Nadie se mueve, nadie habla, nadie vio, ni escuchó nada. “De ahí que mi voz sea una fruta amarga, sonido que no se oye”, escribe Salinas. Hay una vida ahogada dentro del caos que producen las balas y los ajusticiamientos cotidianos. En cada esquina la vida se paraliza por el miedo. “Hay amor, ya no podremos caminar igual por esa cuadra, ni vivir entre los muros y la casa por otra larga temporada”. Nadie está a salvo, ni entre la multitud de un estadio de futbol, mucho menos en la banqueta de la avenida Costera de Acapulco en la que bestias sin rostro dejan regueros de restos humanos. “Nos debemos al festín de los encapuchados”, dice el poeta.

Serial es un libro que tiene el acierto de regresarnos de los exilios interiores donde por tanto tiempo nos hemos evadido. Nos trae de regreso de ese tiempo homogéneo y vacío de la memoria, del recuerdo y los días felices, al tiempo actual, el del presente que es lleno, llano y sin memoria pero es nuestro tiempo. En este tiempo, al igual que todo lo demás, a la violencia también la han desprendido de toda justificación ideológica, pues se matan disputando misceláneas, piélagos y cocinas, reclama el poeta. Se matan porque alguien se parecía a algún otro que cruzó la acera. Ajena a todo margen preestablecido, la violencia del narcotráfico ha creado su propia tercera orilla, su propia justificación, la del terror in situ, de la que se alimenta. “Ellos se adueñaron del tímido respiro de los peatones”, se lamenta el poeta.

El poeta Antonio Salinas ha creado un libro de pasmo, reflejo de una sociedad amordazada por el miedo. Un libro de admiración y asombro extremados por la violencia, que dejan como en suspenso la razón y el discurso. ¿Cómo decir con mis propias palabras que aquí toda roca se ablanda? Por más que escribo notas veo una grieta que no cierra con nada…, dice el poeta.

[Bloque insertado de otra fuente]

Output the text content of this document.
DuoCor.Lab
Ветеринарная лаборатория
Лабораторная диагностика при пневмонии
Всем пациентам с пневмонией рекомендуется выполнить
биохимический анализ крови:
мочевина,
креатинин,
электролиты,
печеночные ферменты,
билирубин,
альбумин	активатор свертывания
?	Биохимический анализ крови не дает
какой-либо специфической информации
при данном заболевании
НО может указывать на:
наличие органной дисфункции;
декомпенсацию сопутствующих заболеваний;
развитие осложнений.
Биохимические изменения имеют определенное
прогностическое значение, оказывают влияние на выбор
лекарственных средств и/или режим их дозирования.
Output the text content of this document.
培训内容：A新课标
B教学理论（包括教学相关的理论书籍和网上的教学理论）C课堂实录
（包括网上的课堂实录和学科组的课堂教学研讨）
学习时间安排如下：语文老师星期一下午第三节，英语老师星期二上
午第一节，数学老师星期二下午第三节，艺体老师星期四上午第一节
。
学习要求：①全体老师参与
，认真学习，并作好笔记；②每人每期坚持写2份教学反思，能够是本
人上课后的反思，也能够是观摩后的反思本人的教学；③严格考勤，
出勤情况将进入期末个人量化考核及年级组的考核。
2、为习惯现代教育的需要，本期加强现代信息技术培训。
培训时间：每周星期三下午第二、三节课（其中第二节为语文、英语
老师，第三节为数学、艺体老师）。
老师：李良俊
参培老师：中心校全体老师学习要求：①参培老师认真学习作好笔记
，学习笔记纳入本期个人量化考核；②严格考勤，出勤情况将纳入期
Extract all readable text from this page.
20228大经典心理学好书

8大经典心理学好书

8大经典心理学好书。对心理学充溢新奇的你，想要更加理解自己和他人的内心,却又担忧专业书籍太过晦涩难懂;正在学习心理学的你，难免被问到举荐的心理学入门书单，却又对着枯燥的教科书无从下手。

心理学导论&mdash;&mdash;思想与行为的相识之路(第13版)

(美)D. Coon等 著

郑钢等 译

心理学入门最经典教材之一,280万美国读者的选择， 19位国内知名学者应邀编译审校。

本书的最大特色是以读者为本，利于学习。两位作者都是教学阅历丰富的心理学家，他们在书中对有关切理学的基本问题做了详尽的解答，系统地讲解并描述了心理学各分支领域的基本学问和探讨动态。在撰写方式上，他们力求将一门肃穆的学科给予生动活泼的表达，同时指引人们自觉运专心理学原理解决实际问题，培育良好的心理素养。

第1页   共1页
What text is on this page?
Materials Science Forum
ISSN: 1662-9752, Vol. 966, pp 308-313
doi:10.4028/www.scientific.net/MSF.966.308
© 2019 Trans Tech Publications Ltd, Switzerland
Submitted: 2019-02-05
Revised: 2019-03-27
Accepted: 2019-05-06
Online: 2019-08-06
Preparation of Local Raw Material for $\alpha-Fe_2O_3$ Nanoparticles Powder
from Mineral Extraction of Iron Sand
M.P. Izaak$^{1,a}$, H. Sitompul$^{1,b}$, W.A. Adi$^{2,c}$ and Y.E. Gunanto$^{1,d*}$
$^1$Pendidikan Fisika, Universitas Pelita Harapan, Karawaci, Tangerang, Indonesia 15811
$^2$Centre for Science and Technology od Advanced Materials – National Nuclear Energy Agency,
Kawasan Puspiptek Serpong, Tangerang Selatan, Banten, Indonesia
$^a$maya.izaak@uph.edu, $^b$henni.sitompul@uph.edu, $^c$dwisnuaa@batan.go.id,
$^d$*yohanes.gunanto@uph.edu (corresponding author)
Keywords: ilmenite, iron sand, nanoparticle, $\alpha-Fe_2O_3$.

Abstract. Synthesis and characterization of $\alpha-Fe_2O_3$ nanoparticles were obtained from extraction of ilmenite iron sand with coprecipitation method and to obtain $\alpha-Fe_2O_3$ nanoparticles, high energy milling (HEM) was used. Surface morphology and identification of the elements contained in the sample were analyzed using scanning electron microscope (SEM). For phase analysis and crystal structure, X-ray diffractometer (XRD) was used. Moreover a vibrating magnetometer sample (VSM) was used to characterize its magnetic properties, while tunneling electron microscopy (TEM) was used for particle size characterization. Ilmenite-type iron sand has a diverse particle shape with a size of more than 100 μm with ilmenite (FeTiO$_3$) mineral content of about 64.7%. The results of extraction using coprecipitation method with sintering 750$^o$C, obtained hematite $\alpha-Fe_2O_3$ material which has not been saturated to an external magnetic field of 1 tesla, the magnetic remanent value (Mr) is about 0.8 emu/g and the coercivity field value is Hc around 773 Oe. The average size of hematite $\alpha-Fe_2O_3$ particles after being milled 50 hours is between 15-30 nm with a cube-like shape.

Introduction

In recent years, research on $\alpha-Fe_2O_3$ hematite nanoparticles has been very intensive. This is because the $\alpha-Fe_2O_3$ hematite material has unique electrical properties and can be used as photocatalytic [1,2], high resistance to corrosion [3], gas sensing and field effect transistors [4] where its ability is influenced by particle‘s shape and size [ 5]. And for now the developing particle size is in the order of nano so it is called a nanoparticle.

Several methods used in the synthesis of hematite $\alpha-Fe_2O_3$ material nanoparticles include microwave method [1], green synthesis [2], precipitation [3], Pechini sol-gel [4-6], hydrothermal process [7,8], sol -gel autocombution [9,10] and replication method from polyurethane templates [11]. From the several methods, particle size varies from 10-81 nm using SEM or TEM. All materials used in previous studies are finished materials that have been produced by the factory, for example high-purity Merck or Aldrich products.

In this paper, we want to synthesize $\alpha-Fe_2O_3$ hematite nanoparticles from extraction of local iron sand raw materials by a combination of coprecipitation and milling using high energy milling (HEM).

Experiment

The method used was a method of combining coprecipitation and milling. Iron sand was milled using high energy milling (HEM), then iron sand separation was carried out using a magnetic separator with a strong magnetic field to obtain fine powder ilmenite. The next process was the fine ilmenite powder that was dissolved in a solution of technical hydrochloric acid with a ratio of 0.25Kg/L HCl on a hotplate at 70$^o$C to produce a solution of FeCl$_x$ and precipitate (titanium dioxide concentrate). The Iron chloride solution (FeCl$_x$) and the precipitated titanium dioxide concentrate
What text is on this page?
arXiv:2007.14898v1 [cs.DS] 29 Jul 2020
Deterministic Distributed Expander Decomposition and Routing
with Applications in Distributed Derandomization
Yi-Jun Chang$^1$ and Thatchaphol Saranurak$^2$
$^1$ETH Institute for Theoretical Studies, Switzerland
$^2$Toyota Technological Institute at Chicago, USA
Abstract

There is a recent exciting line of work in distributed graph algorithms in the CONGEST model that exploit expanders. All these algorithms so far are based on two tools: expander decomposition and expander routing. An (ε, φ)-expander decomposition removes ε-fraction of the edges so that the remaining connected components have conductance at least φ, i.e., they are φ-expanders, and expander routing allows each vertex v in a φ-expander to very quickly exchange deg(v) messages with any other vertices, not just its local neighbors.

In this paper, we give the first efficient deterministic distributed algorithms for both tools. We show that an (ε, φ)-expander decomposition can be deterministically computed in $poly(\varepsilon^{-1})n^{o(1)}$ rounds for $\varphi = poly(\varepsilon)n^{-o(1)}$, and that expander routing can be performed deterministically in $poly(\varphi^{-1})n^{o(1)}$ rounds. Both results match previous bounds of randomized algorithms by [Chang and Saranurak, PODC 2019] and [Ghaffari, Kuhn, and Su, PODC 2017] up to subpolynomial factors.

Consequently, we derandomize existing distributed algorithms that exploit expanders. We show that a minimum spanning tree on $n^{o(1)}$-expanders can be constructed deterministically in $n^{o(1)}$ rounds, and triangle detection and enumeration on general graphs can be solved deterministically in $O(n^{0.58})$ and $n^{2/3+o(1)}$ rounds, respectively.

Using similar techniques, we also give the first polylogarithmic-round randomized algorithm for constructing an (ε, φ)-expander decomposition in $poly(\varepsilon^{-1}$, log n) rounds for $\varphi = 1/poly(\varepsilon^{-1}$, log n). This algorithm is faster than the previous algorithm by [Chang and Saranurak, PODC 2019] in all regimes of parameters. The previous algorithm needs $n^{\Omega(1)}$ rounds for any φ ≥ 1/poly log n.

Serial es una alusión a una sociedad impotente, pasmada por el miedo: “Salgo de la casa con el miedo en los bolsillos. Cualquier ladrido me espanta cuando me gana el sueño”. Pero además, como dice uno de los poemas de Salinas: “No hay tribuna/ que se incendie de coraje/. Y “Como quien no quiere la cosa/ levanto mi voz pero nadie me hace segunda”.  Pero al final, todo se reduce al temor de hablar, a la mordaza que impone el terror y por eso, parafraseando un versículo bíblico, el poeta reclama: Quien no ha hurgado en el miedo/ que tire la primera piedra y no se esconda.

Los poemas de Antonio Salinas son un recuento lírico de los días aciagos que nos ha tocado vivir; un testimonio de que la violencia y el terror del crimen organizado no sólo matan el cuerpo físico, sino que también, lentamente matan la memoria, la pasman porque se vive al día, al filo de la navaja, a salto de mata: Se vuelven los recuerdos en mi contra/ así que está por demás disimularNo sé si los años me han enseñado o sólo me quitaron algo que no servía.

Pero aún entre las balas y el terror, la poesía canta, y canta a su objeto más preciado, canta al amor. En medio del humo, los matones, los autos polarizados, la sensación de sospecha, los restos humanos y las decapitaciones, el poeta se permite una pausa en el infierno para decirnos: si este amor llegó tarde en tiempos sombríos/ que mejor tarde, amor, que amordazados.



Serial

Antonio Salinas Bautista

Fondo Editorial Tierra Adentro, 2011.